When I sit with fear, I try to locate it in my body first. Not in my thoughts — thoughts about fear tend to spiral — but in the body, where fear actually lives. There is usually a tightness in the chest. A heaviness behind the sternum. Sometimes a kind of hollowness in the stomach. I breathe into that place. I do not try to make it go away. I just let it be there, and I breathe.
Something shifts when you do this. Not always immediately. Not dramatically. But the feeling, when it is met with attention rather than resistance, tends to soften. It does not disappear. But it stops feeling like an emergency.
The breath as anchor
Your breath is the most immediate tool you have. Not because deep breathing cures fear — it does not — but because conscious breath is the only voluntary bridge between your thinking mind and your nervous system. When you slow the breath deliberately, you send a signal to your entire body that the danger has not landed. That there is still, in this moment, enough air. Enough space. Enough.

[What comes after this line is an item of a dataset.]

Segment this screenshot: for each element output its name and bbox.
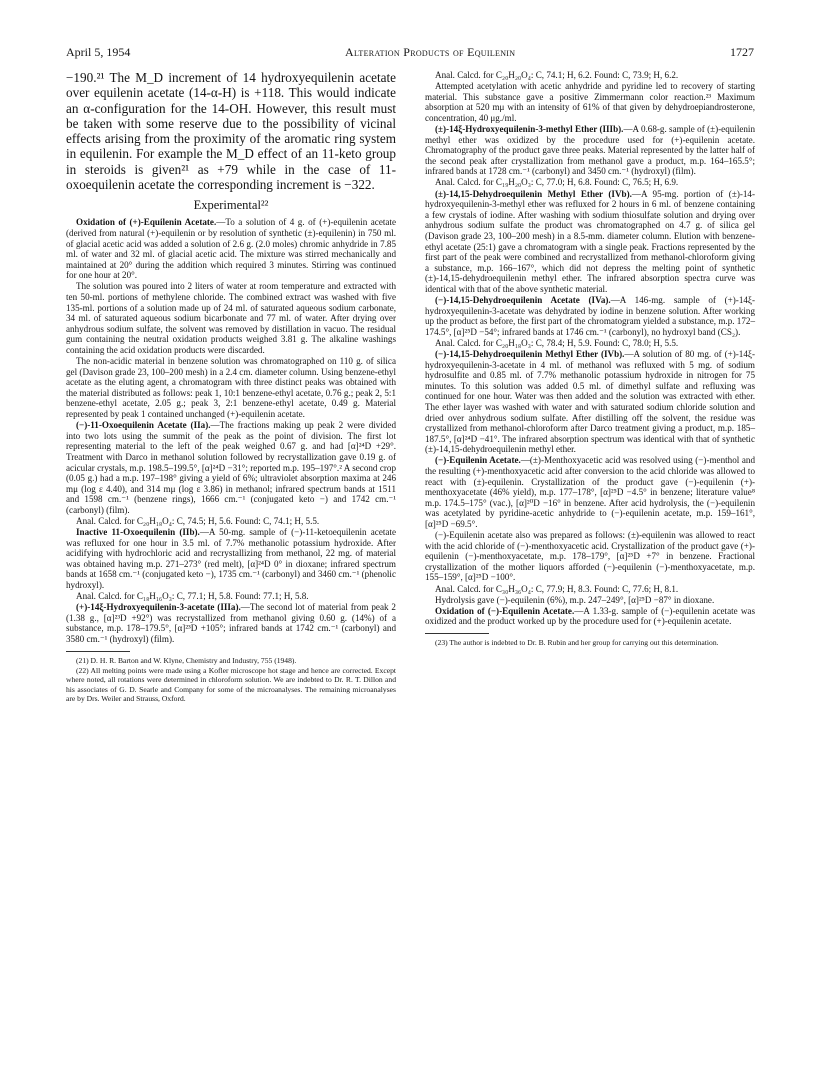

A simple practice: when you notice fear rising, pause. Feel your feet on the floor. Breathe in slowly for four counts. Hold gently for two. Breathe out for six. Repeat three times. Not to fix anything. Just to remind your body that you are here — not in the future, not in the worst-case scenario, but here, in this breath, in this moment.
This is not magic. But it is medicine. And it is available to you every time fear shows up.
Fear as information
Here is something I have come to believe, through my own experience and through working with many people navigating cancer: fear almost always carries something important inside it.
When you stop running and actually sit with the fear — when you ask it, gently, what are you really about? — the answer is rarely "the worst-case scenario is coming." More often, the fear is pointing toward something you love. Something you are not ready to lose. A relationship. A version of yourself. A future you had imagined.
Fear, in this way, is a compass. It shows you what matters. And when you know what matters, you can begin to live from that knowledge — not in spite of the fear, but informed by it.
I am afraid because I love my life, you might find yourself thinking. And that is not a terrible thing to know.
You are not your fear
The last thing I want to leave you with is this: you are not your fear. You are the one who is experiencing it. And that distinction — small as it sounds — changes everything.
Fear comes and goes. It rises at 3am and eases by morning. It spikes before a scan and softens once you are sitting with someone who loves you. It is not permanent, even when it feels like it is. It is not the whole of you, even when it fills the room.
You have survived things that fear told you you would not survive. You have faced mornings that felt impossible and you are still here, still breathing, still finding your way. Fear has not consumed you. And it does not have to.
The practice is not to become fearless. It is to become someone who can hold fear — who can sit with it, breathe with it, learn from it — without losing themselves inside it.
That is enough. That is, in fact, everything.